Corrupção nas estatais deveria ter deixado “claro” que há “governança equivocada”, diz o ministro. (Foto: Alan Santos/PR)

O ministro da Economia, Paulo Guedes, voltou a reclamar na segunda-feira (26) das dificuldades encontradas para avançar o programa de privatização de empresas estatais. Segundo Guedes, há “acordos políticos” que dificultam a implementação da política econômica do governo.

“Não conseguirmos, por exemplo, privatizar as empresas. Há acordos políticos que dificultam. Se houve ‘petrolão’ na Petrobras, mensalão nos Correios e escândalo na Caixa, devia estar bastante claro para a população brasileira que a governança está equivocada”, declarou.

“De alguma forma, essa nossa dificuldade de criar um caminho de prosperidade em um país rico em recursos naturais está ligada a essa nossa prisão cognitiva. Somos prisioneiros cognitivos de uma visão de mundo que está, hoje, obsoleta”, afirmou Guedes durante evento da ABDConst (Academia Brasileira de Direito Constitucional).

Apesar das críticas aos “acordos políticos”, Guedes optou por elogiar o Legislativo e o Judiciário. No discurso, o ministro não indicou quem seriam os responsáveis pelos supostos acordos que atrasam as privatizações.

“O Congresso é reformista e tem apoiado, o presidente é determinado, é um homem determinado, busca o melhor para o Brasil. O Supremo tem nos ajudado muito nessa direção de sancionar as reformas. Eu só posso dizer que confio nesses atos, e todos nós estamos juntos transformando a economia brasileira, transformando a sociedade brasileira em busca de um caminho de prosperidade”, disse.

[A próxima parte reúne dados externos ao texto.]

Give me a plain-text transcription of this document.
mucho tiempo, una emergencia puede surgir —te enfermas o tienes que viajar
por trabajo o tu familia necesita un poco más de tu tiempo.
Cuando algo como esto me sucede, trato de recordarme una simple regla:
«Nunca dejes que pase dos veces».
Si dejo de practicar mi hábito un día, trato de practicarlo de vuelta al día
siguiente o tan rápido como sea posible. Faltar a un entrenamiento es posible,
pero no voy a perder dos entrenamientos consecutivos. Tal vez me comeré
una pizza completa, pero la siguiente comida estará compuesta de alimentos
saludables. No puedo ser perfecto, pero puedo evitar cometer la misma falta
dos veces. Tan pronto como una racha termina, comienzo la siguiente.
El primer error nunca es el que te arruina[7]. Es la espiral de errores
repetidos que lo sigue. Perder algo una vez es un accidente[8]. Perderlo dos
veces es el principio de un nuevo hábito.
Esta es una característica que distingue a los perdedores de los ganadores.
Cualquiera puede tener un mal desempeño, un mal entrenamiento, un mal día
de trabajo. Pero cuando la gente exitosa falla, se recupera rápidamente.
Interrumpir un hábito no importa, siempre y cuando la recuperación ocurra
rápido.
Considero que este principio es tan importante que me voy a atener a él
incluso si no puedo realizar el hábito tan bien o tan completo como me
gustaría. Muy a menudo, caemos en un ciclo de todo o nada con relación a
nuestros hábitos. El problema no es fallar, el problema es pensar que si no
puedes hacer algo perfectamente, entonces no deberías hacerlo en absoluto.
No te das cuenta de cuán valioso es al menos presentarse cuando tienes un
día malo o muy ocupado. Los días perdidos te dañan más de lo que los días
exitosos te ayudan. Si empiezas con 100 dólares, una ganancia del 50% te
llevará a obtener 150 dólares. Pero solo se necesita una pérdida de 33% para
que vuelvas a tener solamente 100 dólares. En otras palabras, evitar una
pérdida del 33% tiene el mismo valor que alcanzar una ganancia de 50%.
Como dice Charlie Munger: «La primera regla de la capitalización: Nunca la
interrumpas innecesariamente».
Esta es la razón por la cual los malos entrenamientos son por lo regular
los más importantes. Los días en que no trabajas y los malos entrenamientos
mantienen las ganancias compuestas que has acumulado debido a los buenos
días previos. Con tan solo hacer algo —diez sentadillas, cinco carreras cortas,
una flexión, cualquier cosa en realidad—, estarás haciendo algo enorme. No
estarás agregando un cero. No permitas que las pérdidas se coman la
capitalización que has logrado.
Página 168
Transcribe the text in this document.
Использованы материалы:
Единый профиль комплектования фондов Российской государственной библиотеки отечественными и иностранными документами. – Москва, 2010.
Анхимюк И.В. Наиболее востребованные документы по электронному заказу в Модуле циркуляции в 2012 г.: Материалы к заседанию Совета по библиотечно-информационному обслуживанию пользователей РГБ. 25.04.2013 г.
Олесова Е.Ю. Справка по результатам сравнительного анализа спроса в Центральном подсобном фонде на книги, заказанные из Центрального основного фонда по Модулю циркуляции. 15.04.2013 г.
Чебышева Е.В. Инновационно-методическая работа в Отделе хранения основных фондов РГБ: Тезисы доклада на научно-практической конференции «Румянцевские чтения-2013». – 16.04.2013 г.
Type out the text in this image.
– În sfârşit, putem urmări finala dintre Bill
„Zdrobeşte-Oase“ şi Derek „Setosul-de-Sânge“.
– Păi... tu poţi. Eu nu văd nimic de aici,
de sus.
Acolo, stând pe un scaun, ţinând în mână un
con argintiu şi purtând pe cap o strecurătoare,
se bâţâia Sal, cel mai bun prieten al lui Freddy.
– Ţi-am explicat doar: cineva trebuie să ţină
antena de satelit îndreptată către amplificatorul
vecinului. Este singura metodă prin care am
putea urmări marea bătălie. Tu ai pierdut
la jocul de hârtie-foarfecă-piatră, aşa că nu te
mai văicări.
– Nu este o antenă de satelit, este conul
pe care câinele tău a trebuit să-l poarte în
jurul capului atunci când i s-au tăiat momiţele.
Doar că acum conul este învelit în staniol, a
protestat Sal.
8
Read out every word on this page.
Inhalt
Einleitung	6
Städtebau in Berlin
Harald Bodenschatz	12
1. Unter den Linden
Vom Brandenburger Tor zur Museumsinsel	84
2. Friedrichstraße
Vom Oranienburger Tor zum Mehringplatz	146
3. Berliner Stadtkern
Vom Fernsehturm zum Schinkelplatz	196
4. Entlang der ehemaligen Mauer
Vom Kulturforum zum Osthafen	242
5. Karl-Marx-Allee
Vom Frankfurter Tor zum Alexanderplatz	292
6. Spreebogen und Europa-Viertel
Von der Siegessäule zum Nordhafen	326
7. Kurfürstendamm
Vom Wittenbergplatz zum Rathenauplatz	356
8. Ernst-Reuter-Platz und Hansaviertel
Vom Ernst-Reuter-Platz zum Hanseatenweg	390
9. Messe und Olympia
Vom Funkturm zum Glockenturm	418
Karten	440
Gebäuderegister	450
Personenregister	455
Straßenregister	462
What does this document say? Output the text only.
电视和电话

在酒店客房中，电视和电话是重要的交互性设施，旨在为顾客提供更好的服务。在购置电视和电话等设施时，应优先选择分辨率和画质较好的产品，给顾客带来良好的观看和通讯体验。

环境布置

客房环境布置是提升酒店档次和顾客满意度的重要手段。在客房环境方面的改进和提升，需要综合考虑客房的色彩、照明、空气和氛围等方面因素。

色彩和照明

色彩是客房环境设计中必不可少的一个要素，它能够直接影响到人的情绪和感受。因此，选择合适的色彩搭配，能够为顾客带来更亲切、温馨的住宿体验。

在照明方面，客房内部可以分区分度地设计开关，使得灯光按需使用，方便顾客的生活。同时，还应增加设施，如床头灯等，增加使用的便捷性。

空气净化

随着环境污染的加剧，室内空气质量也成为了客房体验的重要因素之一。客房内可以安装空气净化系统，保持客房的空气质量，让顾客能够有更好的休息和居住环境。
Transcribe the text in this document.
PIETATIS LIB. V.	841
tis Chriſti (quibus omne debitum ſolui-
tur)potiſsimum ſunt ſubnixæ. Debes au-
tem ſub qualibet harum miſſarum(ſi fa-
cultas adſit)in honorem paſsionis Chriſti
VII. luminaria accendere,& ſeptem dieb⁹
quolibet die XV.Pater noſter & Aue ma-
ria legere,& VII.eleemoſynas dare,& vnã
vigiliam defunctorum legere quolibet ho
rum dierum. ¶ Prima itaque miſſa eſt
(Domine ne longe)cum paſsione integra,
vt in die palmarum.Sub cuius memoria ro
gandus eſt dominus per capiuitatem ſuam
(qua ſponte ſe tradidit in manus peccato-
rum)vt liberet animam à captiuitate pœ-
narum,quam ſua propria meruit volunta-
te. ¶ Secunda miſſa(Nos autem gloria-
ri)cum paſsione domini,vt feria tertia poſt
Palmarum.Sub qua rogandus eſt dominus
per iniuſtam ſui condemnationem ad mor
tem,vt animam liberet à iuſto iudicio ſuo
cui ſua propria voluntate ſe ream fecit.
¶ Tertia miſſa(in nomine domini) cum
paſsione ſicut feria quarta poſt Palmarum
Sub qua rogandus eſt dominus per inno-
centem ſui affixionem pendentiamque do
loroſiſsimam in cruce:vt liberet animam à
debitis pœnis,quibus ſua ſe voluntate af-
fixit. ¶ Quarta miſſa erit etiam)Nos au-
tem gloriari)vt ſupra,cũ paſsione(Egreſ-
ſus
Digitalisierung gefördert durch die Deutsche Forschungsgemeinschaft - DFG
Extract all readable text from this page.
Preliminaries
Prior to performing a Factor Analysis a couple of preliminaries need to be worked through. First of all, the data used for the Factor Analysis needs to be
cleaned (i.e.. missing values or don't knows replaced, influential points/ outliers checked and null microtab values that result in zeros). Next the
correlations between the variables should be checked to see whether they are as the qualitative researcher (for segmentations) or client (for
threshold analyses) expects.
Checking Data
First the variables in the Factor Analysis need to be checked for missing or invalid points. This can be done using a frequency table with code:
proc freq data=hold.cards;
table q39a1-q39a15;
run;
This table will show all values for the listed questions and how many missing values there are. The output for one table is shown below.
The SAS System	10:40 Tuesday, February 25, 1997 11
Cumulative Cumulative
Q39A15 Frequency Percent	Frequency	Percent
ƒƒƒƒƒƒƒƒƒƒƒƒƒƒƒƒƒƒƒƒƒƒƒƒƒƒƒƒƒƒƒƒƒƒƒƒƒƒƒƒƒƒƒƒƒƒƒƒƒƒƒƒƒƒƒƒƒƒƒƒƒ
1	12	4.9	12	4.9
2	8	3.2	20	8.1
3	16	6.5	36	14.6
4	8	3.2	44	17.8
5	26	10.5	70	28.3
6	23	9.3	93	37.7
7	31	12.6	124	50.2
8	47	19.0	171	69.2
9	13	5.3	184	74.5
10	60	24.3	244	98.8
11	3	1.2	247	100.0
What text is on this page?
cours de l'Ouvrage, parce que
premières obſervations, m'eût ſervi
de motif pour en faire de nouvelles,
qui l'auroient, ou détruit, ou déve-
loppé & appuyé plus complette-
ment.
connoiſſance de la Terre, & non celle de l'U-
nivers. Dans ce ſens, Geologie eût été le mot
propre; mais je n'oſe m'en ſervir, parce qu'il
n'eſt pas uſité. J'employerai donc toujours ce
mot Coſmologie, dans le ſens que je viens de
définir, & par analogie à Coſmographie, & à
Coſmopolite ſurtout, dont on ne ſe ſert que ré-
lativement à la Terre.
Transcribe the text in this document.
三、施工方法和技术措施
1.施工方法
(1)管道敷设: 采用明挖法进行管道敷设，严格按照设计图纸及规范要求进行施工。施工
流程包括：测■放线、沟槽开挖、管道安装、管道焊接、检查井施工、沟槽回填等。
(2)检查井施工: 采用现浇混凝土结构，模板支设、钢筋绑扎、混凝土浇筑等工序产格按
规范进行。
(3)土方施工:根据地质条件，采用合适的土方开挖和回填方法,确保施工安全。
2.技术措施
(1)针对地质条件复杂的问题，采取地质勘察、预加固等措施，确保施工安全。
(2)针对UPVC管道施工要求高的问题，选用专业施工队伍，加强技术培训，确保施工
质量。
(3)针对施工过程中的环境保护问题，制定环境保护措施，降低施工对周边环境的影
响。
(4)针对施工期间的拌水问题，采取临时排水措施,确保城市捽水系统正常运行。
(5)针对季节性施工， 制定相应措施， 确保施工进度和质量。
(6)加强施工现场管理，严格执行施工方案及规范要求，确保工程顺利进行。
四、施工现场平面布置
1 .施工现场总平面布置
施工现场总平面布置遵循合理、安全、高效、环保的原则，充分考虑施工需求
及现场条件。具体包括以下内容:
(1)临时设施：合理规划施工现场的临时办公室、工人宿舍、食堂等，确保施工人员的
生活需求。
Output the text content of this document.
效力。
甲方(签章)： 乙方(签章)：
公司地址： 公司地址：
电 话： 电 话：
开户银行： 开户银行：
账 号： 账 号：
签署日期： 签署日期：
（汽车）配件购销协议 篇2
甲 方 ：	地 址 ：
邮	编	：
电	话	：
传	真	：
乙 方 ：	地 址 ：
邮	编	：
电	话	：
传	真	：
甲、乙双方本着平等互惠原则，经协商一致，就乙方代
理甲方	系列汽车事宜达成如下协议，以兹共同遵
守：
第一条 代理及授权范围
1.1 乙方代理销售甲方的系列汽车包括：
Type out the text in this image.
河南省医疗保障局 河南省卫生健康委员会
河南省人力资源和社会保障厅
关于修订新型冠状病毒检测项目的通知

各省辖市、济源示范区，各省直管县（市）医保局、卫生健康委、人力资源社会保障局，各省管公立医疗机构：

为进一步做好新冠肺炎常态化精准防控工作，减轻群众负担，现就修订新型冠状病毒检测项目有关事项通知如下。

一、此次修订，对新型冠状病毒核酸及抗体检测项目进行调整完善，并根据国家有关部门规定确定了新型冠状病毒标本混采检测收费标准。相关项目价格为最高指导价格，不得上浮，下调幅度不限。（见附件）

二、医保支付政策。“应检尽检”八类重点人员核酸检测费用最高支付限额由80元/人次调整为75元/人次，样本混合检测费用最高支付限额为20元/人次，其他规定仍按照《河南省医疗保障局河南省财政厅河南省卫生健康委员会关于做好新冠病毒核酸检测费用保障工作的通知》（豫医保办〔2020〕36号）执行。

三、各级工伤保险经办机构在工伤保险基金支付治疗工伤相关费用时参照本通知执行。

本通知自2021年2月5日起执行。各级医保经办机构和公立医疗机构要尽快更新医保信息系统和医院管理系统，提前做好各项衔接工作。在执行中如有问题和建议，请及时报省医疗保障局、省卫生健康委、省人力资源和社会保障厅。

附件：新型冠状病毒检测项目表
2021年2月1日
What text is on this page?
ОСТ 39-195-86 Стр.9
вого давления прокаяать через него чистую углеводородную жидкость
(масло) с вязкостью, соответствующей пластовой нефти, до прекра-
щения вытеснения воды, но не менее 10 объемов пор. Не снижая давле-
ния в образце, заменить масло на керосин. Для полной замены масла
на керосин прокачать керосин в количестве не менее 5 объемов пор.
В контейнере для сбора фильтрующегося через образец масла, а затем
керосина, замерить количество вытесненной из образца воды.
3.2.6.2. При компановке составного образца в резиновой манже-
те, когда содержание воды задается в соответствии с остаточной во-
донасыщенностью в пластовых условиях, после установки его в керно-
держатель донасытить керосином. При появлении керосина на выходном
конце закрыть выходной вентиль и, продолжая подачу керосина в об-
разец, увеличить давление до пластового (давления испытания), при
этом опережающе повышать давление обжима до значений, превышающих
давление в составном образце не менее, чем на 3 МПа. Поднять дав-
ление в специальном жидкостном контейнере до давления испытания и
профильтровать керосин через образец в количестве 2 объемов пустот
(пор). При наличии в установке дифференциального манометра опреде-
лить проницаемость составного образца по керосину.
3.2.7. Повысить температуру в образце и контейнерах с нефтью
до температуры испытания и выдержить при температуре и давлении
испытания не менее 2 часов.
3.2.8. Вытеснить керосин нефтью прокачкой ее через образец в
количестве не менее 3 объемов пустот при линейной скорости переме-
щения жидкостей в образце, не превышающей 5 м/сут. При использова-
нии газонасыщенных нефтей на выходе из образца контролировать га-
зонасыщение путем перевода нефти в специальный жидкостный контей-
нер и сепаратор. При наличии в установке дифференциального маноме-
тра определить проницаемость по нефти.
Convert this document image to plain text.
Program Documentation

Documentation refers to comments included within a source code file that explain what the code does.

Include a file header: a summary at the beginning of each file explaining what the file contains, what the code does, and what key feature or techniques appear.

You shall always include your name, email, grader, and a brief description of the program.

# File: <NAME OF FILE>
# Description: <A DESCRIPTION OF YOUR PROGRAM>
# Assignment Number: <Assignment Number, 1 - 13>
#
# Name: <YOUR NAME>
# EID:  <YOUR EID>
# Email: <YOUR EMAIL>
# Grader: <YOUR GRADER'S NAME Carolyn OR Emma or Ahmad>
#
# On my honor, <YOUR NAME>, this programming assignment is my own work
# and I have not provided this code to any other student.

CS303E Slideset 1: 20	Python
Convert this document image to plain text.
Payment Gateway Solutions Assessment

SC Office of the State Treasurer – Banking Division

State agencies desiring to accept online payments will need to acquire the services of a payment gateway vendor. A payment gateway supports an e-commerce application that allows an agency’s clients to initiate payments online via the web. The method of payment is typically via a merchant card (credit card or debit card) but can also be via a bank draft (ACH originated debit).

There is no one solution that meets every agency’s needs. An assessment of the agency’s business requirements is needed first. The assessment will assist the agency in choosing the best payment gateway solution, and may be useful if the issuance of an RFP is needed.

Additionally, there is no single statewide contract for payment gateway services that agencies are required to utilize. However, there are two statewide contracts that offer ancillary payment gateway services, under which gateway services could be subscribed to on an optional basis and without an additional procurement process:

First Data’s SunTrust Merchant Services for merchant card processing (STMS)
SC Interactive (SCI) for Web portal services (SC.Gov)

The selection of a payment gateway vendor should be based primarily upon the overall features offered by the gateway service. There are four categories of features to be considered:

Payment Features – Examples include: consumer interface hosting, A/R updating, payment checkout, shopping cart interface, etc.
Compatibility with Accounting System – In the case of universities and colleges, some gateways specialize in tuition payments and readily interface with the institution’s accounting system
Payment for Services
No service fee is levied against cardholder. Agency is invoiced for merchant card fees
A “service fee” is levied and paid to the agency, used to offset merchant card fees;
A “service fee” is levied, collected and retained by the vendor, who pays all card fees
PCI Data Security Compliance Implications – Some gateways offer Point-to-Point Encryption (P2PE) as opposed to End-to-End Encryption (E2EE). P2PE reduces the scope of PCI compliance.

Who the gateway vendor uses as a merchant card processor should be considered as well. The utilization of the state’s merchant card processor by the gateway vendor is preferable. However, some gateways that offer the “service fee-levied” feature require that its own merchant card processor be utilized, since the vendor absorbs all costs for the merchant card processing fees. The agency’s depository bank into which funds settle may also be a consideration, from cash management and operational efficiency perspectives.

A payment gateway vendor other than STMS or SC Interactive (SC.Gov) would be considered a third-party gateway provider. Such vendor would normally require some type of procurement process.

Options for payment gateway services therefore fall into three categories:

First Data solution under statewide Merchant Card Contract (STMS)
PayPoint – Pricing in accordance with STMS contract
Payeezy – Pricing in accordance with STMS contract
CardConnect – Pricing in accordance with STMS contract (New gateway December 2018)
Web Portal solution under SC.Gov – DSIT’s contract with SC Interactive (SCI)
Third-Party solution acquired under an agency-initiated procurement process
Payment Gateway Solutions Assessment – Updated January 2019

Em entrevistas ao longo do ano, Guedes afirmou que fazer quatro grandes privatizações ainda em 2020: Eletrobras, Correios, Porto de Santos e Pré-Sal Petróleo S.A. Faltando dois meses para o fim do ano, nenhum desses anúncios foi concretizado.

Segundo o ministro, as privatizações seriam uma estratégia para melhorar as contas públicas e o perfil da dívida pública. Esses dois indicadores pioraram por conta dos gastos extraordinários com a pandemia do novo coronavírus.